Hurricane Katrina, like other hurricanes, had severe winds and eventually storm surge. After every hurricane properties near the coast will have substantial evidence of storm surge flooding. There will also be substantial evidence of high wind and accompanying wind-borne debris that accompanies every major hurricane. An insurance company must do more than conclude, conveniently, that the excluded event caused all the damage. They must in fact, do the opposite. They must assume the direct accidental loss is a covered event their adjustment of claim reasonably indicates that, more likely than not, individual portion of the damaged by excluded events. The facts and handling of this case in direct conflict with legal obligations imposed on State Farm. (all emphasis added)

The next feature will be begin after intermission – keep popping!

4 thoughts on “Still got some popcorn? Grab a chair and watch State Farm's training video – "Which Was It…Wind or Water?"”

  1. You are absolutely fabulous. As I written before, you have got me hooked on this insurance stuff, and the more you blog the more I see (yea, it’s a pun). Thanx again for the engrossing “movies”. LOL…

  2. Nowdy, I’m only asking because Pelican wants to know, is the guy who directed this wind and water thing, the same guy who directed the morality shorts in the fifties about the do’s and don’ts concerning teenage sex in the fifties ? I know, we had too much Rebel Yell, but we’re popping more popcorn and watching this over and over again. This is great !!!!!!!!!!!!!!!!

  3. You mean those goofy ideas like “you can’t get pregnant if you keep your panties on”? May well be – who else could so convincingly train adjusters to think you’re not really [email protected]#&!%$ policyholders if you pay them policy limits for flood?

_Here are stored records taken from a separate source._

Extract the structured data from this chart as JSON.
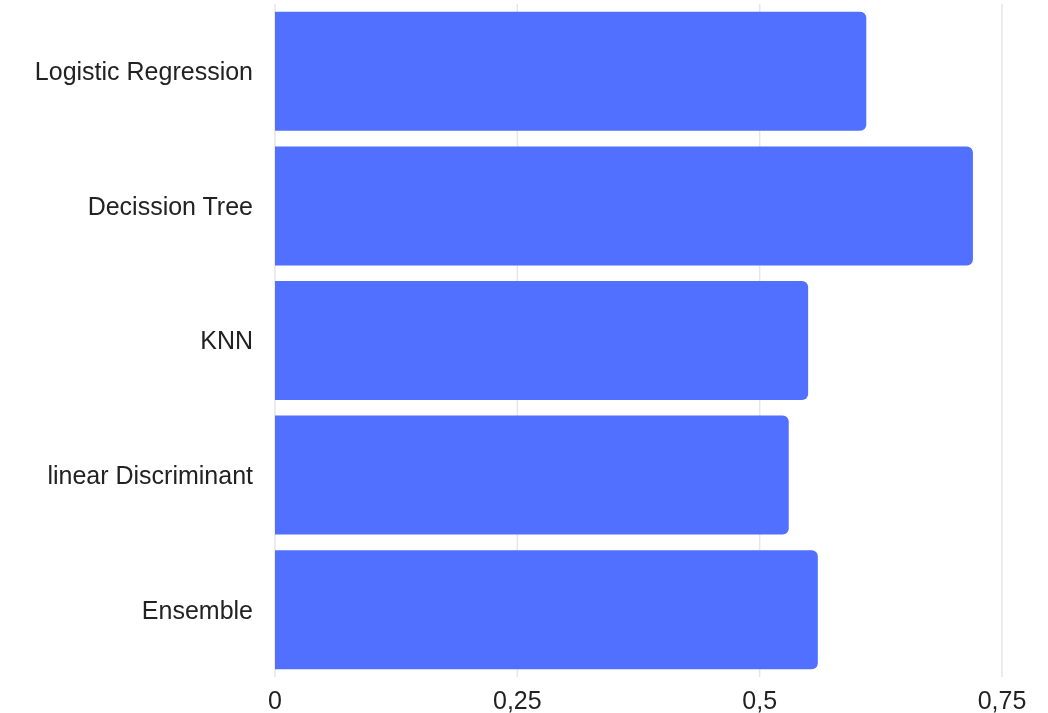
{
  "chart_data": {
    "type": "bar",
    "orientation": "horizontal",
    "categories": [
      "Logistic Regression",
      "Decission Tree",
      "KNN",
      "linear Discriminant",
      "Ensemble"
    ],
    "values": [
      0.61,
      0.72,
      0.55,
      0.53,
      0.56
    ],
    "color": "#5170ff",
    "xlim": [
      0,
      0.75
    ],
    "xticks": [
      0,
      {
        "value": 0.25,
        "label": "0,25"
      },
      {
        "value": 0.5,
        "label": "0,5"
      },
      {
        "value": 0.75,
        "label": "0,75"
      }
    ],
    "grid": "x"
  }
}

  4. Having seen the entire 23 minute video I’ll add the pictures of wind or water damage patterns shown by Dr Fox should certainly help the Rigsby sisters in their case.

    The lean back on your car statement in the video was beyond dumb IMHO.

    There are lots of other goodies that came from the Watkin’s case, especially the State Farm litigation statistics which showed they prefered to litigate claims in states like Mississippi and Texas that had very weak consumer protection laws.

    When Phil Bryant and Buck Clarke kill consumer protection bills in our state Senate they help a corporate predator f*ck their own people.

    I am looking forward to the coming race for Gov.